EpistasisLab / tpot

A Python Automated Machine Learning tool that optimizes machine learning pipelines using genetic programming.
http://epistasislab.github.io/tpot/
GNU Lesser General Public License v3.0
9.72k stars 1.57k forks source link

List of ML algorithms used + can new ML algorithms be added with ease? #1117

Closed apavlo89 closed 4 years ago

apavlo89 commented 4 years ago

Hello everyone,

I am a bit of a beginner when it comes to ML. I can't seem to find the list of ML algorithms that TPOT uses. Can anyone list them please? Does it use catboost for example? If not, is there an easy way to add ML algorithms to test?

Regards,

Achilleas

apavlo89 commented 4 years ago

From what I see it doesn't use catboost.
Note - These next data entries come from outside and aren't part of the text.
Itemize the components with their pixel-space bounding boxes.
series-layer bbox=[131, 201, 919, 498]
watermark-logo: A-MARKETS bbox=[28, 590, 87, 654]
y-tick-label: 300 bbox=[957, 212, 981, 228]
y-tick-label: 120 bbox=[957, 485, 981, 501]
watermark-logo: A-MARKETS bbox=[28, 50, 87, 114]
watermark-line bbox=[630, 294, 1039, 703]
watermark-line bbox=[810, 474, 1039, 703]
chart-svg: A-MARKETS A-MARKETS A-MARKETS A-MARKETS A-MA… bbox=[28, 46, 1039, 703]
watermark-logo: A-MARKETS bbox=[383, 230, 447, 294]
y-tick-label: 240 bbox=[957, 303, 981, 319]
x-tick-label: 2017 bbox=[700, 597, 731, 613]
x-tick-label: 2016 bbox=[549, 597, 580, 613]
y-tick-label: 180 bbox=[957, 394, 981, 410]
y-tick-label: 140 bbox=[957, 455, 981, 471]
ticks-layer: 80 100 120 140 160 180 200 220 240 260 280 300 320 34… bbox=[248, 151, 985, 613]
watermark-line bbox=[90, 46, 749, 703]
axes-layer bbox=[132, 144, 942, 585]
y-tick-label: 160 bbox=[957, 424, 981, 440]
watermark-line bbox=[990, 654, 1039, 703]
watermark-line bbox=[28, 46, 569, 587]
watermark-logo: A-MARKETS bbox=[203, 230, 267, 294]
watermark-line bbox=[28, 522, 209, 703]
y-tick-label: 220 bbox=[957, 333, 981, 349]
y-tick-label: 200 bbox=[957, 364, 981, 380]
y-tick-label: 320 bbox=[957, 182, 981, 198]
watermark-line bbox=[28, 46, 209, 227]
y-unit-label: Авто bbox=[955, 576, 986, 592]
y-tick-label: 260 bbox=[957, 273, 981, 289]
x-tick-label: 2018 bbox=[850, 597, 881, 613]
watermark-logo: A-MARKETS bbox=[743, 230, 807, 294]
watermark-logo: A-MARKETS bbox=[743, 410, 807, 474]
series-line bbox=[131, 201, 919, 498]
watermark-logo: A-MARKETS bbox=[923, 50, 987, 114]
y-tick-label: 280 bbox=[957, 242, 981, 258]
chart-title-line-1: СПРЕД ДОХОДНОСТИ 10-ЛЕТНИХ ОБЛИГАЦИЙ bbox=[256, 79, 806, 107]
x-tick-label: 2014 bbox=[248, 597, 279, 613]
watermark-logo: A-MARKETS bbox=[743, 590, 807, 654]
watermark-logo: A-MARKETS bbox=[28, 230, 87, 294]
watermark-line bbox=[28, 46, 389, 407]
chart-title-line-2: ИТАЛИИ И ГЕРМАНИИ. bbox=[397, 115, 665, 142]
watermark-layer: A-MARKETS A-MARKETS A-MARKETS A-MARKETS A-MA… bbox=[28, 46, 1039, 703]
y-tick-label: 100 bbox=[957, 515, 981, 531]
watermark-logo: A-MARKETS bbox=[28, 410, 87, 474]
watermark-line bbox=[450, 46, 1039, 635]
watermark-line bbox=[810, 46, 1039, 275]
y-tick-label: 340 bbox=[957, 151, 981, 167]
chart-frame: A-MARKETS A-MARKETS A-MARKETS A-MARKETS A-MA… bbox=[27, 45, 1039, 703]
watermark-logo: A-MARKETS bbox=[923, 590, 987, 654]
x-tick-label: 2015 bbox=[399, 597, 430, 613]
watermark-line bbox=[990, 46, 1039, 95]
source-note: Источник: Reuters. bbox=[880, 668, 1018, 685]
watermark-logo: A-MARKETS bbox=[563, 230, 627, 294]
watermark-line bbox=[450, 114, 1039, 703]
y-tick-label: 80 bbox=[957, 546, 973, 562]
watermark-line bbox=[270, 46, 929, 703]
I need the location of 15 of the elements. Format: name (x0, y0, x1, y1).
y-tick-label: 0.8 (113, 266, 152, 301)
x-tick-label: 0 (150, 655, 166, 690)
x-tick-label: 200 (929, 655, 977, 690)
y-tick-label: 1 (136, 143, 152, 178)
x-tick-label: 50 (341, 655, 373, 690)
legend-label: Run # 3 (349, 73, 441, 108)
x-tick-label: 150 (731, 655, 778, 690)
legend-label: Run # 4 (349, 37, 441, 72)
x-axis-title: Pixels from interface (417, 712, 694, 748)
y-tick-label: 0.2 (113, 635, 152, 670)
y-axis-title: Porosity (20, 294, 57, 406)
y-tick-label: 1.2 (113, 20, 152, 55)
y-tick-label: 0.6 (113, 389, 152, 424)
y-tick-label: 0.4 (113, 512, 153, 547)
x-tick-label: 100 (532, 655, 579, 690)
Also it would be great if Microsoft's LightGBM was added to TPOT

https://towardsdatascience.com/boosting-showdown-scikit-learn-vs-xgboost-vs-lightgbm-vs-catboost-in-sentiment-classification-f7c7f46fd956 https://lightgbm.readthedocs.io/en/latest/Python-Intro.html

1) Either way, is it easy to add new algorithms for TPOT to test? If yes, could you point me where/how to add them? 2) Could I also have a complete list of the ML algorithms TPOT tests (preprocessing,classification/regression etc)?

Thank you for your help in the matter

apavlo89 commented 4 years ago

Also another question: is the cross-validation done on the selected training dataset or the whole dataset?

weixuanfu commented 4 years ago

Built-in TPOT configurations Customizing TPOT's operators and parameters CV is performed on the dataset that assigned to fit() function.

apavlo89 commented 4 years ago

Thank you for your help. Makes sense Am I right to think that a good representative accuracy on a SMALL dataset should give a high % x times (e.g., 5) cv kfold accuracy from the test set but also on the whole data set (X and Y). Is this logic sound or should I just do and only look at cv kfold accuracy score on the train set? Some of my runs with TPOT give me 100% accuracy with 5 kfold cross-validation on the training set but when I run a 5kfold CV on the whole dataset I get 60% accuracy. Some other runs give me a lower 5 kfold cv accuracy on the test set (e.g., 93%) but give me a much higher 5 kfold cv accuracy on the whole set (85%). I feel like I trust the ML pipeline with a lower cv score on the test set if it also provides a higher cv score on the whole dataset. Is this reasoning correct?

Just for some context my dataset has 20 samples with 132 features and it is a binary classification problem (EEG data from a sleep study) trained on .80 of the data. I wish I could collect more samples but corona is making it impossible!

By the way, I've been using PPS on my data first to reduce the number of features and then I apply TPOT and I get much higher scores (+5-10% accuracy) than running TPOT alone.

https://github.com/8080labs/ppscore https://towardsdatascience.com/rip-correlation-introducing-the-predictive-power-score-3d90808b9598)

Would be amazing if this was added to TPOT. Maybe have a go on your data to see for yourself if it improves accuracy. Would be very curious to see.

apavlo89 commented 4 years ago

Actually I just read that for small datasets like mine is best to do LOOCV instead of kfold cv. About to complete a 1000 generation, 100 offspring LOOCV run and will post results.